Belgijska grupa Orion dała się poznać od bardzo dobrej strony już na poprzednich albumach. Sam fakt że zainteresowała się nimi wytwórnia Keltia już dość dobrze o nich świadczy.
Na „Restless Home” mamy do czynienia ze zmianami w składzie zepołu, choć jego sefno wciąż tworzą harmionistka Raquel Gigot i skrzypek Rudy Velghe. Poza nimi na płycie grają znani i mniej znani muzycy. Philip Catherine to jazzowy gitarzysta z Belgii, nagrywający z takimi gwiazdami jak Benny Goodman, czy Chat Barker. Marc Keyaert to klawiszowiec grający w różnych skladach i z wieloma przeróżnymi artystami, m.in. z Patem Kilbridge’m, którego płytę niedawno recenzowałem. Jamie McMenemy to Szkot mieszkający w Bretanii, jeden z byłych członków The Battlefield Band, założyciel bretońskiej formacji Kornog. Donal Lunny, to jeden z najbardziej rozchwytywanych muzyków na zachodniej scenie folkowej, grał w tak legendarnych formacjach jak The Bothy Band, Planxty, czy The Moving Hearts.
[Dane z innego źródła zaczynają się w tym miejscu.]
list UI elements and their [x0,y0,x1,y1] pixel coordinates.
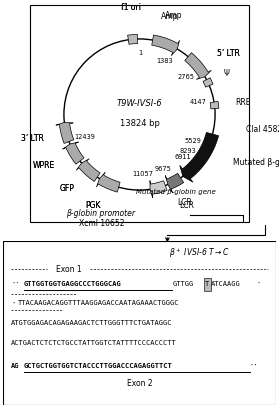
Text: ATGTGGAGACAGAGAAGACTCTTGGGTTTCTGATAGGC: ATGTGGAGACAGAGAAGACTCTTGGGTTTCTGATAGGC [11,320,172,326]
Polygon shape [62,142,84,164]
Text: PGK: PGK [86,201,101,210]
Text: Exon 2: Exon 2 [127,379,152,388]
Text: f1 ori: f1 ori [121,3,141,12]
Text: GTTGG: GTTGG [172,281,194,287]
Text: 5’ LTR: 5’ LTR [217,49,240,58]
Text: 5529: 5529 [185,137,201,144]
Text: Exon 1: Exon 1 [56,265,81,274]
Text: ATCAAGG: ATCAAGG [211,281,241,287]
Text: 3’ LTR: 3’ LTR [21,134,44,143]
Text: WPRE: WPRE [33,161,55,170]
Text: 8293: 8293 [180,148,196,154]
Text: 6911: 6911 [175,154,191,160]
Text: RRE: RRE [235,98,251,107]
Text: 12439: 12439 [74,134,95,140]
Polygon shape [152,35,179,56]
Polygon shape [56,122,74,144]
Text: 1: 1 [138,49,143,56]
Polygon shape [165,173,184,193]
Text: 2765: 2765 [177,74,194,80]
Text: $\beta^+$ IVSI-6 T$\rightarrow$C: $\beta^+$ IVSI-6 T$\rightarrow$C [169,246,230,260]
Text: f1 ori: f1 ori [121,3,141,12]
Text: T: T [205,281,209,287]
Polygon shape [97,172,120,192]
Text: GFP: GFP [60,184,75,193]
Text: PGK: PGK [86,201,101,210]
Text: Amp: Amp [165,11,183,20]
Text: ·: · [256,281,260,287]
Text: β-globin promoter: β-globin promoter [66,209,135,218]
Text: GTTGGTGGTGAGGCCCTGGGCAG: GTTGGTGGTGAGGCCCTGGGCAG [24,281,122,287]
Polygon shape [185,53,211,79]
Text: Ψ: Ψ [224,69,230,78]
Text: GFP: GFP [60,184,75,193]
Text: AG: AG [11,363,20,369]
Polygon shape [150,180,167,198]
Text: ClaI 4582: ClaI 4582 [246,125,279,134]
Polygon shape [210,101,219,109]
Polygon shape [180,133,218,182]
Text: LCR: LCR [177,198,192,207]
Bar [204,278,211,291]
Polygon shape [76,159,100,182]
Text: XcmI 10652: XcmI 10652 [79,219,124,228]
Text: TTACAAGACAGGTTTAAGGAGACCAATAGAAACTGGGC: TTACAAGACAGGTTTAAGGAGACCAATAGAAACTGGGC [18,301,179,306]
Polygon shape [203,78,213,87]
Text: 4147: 4147 [189,99,206,105]
Text: GCTGCTGGTGGTCTACCCTTGGACCCAGAGGTTCT: GCTGCTGGTGGTCTACCCTTGGACCCAGAGGTTCT [24,363,173,369]
Text: 9675: 9675 [154,166,171,172]
Text: T9W-IVSI-6: T9W-IVSI-6 [117,99,162,108]
Text: ··: ·· [250,363,258,369]
Text: 3’ LTR: 3’ LTR [21,134,44,143]
Text: 13824 bp: 13824 bp [120,119,159,128]
Polygon shape [128,34,138,44]
Text: ··: ·· [11,281,20,287]
Text: 5’ LTR: 5’ LTR [217,49,240,58]
Text: 11057: 11057 [132,171,153,177]
Text: WPRE: WPRE [33,161,55,170]
Text: 1383: 1383 [156,58,173,63]
Text: Mutated β-globin gene: Mutated β-globin gene [136,189,216,196]
Text: Amp: Amp [161,12,179,21]
Text: ACTGACTCTCTCTGCCTATTGGTCTATTTTCCCACCCTT: ACTGACTCTCTCTGCCTATTGGTCTATTTTCCCACCCTT [11,340,177,346]
Text: Mutated β-globin gene: Mutated β-globin gene [233,158,279,167]
Text: LCR: LCR [179,201,194,210]
Text: ·: · [11,301,15,306]
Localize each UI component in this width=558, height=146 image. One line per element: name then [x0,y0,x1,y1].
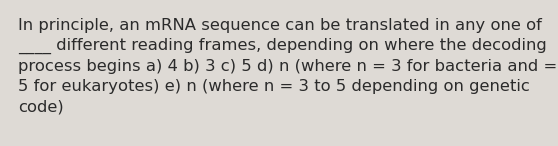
Text: In principle, an mRNA sequence can be translated in any one of
____ different re: In principle, an mRNA sequence can be tr… [18,18,557,114]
Oprócz nich pojawiają się mniej znani muzycy – Soig Siberil, gitarzysta grający w stroju otwartym, Nicolas Quemener, grajacy na gitarze i flecie wokalista, Alain Genty, basista znany choćby z Barzaz, Pierre Michaud z Quebecku grający na wiolonczeli, pianista Bernard L’Hoir i Pascal Chardome, kolejny klawiszowiec.
Taka oto muzyczna śmietanka nie mogła nagrać płyty zwyczajnej.